In chapter 12, “Barbauld: ‘Embryo Systems and Unkindled Suns’,” Dometa Wiegand investigates Anna Laetitia Barbauld’s poetic interrelations of astronomy, navigation, and empire, as well as her contributions to the greater Romantic lyric. As Wiegand illustrates, Barbauld’s writing reflects interest in voyages of scientific exploration such as those of Captain James Cook and astronomical events including the transit of Venus. However, Wiegand explains that the poet’s work also displays ways in which her dissenting education tempered enthusiasm for science with caution about its misuse for commercial gain. Finally, Pam Perkins, in chapter 13, “Grant: Gender, Genre, and Cultural Analysis,” compares the aims and reception histories of two texts by the Scottish writer Anne Grant, Letters from the Mountains (1807) and Essays on the Superstitions of the Highlanders (1811). While Letters received public adulation and depicts Highland life from the perspective of the domestic sphere, her Essays suffered criticism for attempting to merge these private concerns with the public role of scientific observation. Responding to this latter work, many readers rejected Grant’s bid for objective authority, wishing instead to conflate her with the Highland culture she sought to analyze. For Perkins, this exemplifies women’s difficulties in breaking with conventionally feminine modes of communicating information.

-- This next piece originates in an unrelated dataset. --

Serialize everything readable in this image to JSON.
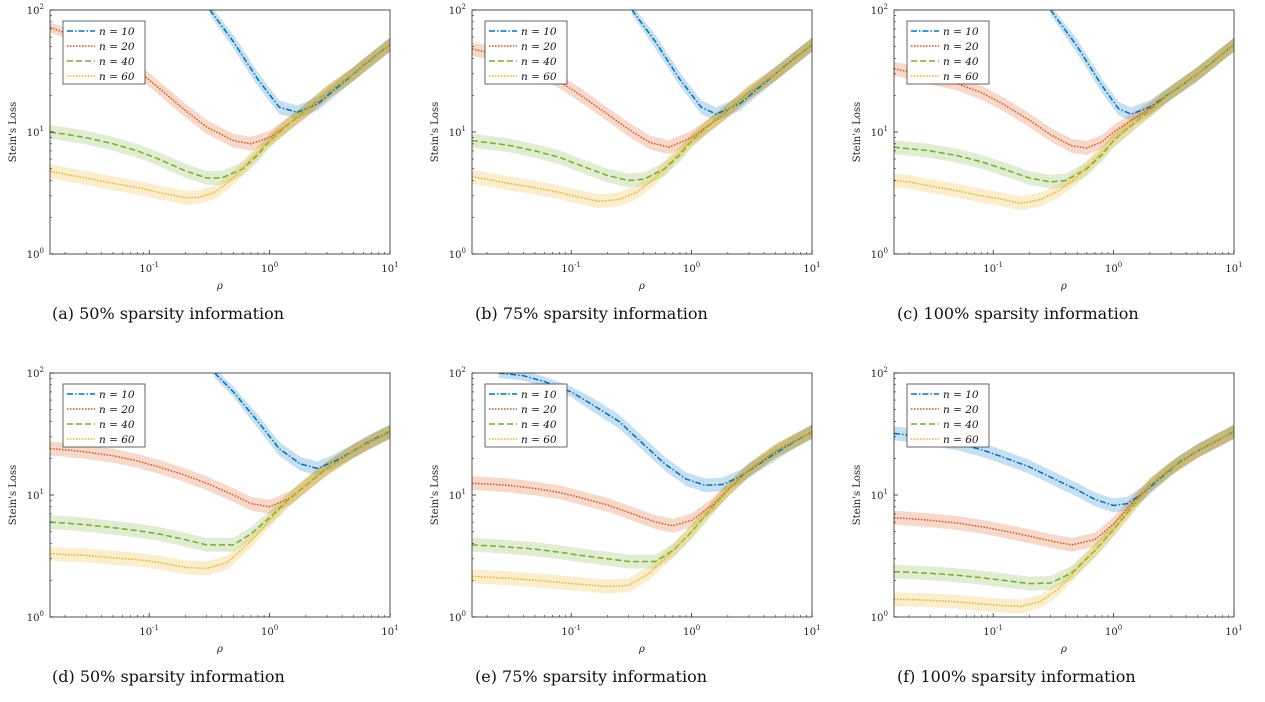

Addressing a wide range of scientific fields, including atomism, insanity, mesmerism, and astronomy, this collection provides admirable coverage of and welcome attention to women’s scientific literature. Its thirteen chapters significantly contribute to scholarship in this field, yet Hayden acknowledges the impossibility of encompassing within a single volume all of this era’s women writers who engage with science. The text thus lays excellent groundwork, leaving room for future essays perhaps addressing other scientific-minded women writers, such as Elizabeth Carter, Maria Edgeworth, and Charlotte Smith. Women’s use of botany, zoology, and geology, for example, offer further opportunities for critical analysis, especially in the second half of the eighteenth century, as imaginative authors reacted to naturalists including Carl Linnaeus and Georges-Louis Leclerc, comte de Buffon, whose discoveries and classifications often were inflected with gender implications. This collection draws attention to the importance of studying women’s literary employment of science and of placing them in dialogue with contemporary male authors who also melded these developing disciplines in interesting ways. Leaving opportunities for future expansion and investigation into women writers’ participation in science in the long eighteenth century, The New Science and Women’s Literary Discourse establishes a lively and informative survey, meriting the attention of anyone interested in either women writers or the history of science throughout this era, while provoking exciting questions and insights about convergences of these critical contexts.


NOTES

[1] See, for example, Carolyn Merchant, The Death of Nature: Women, Ecology and the Scientific Revolution (San Francisco, 1980); and Evelyn Fox Keller, Reflections on Gender and Science (New Haven, 1985).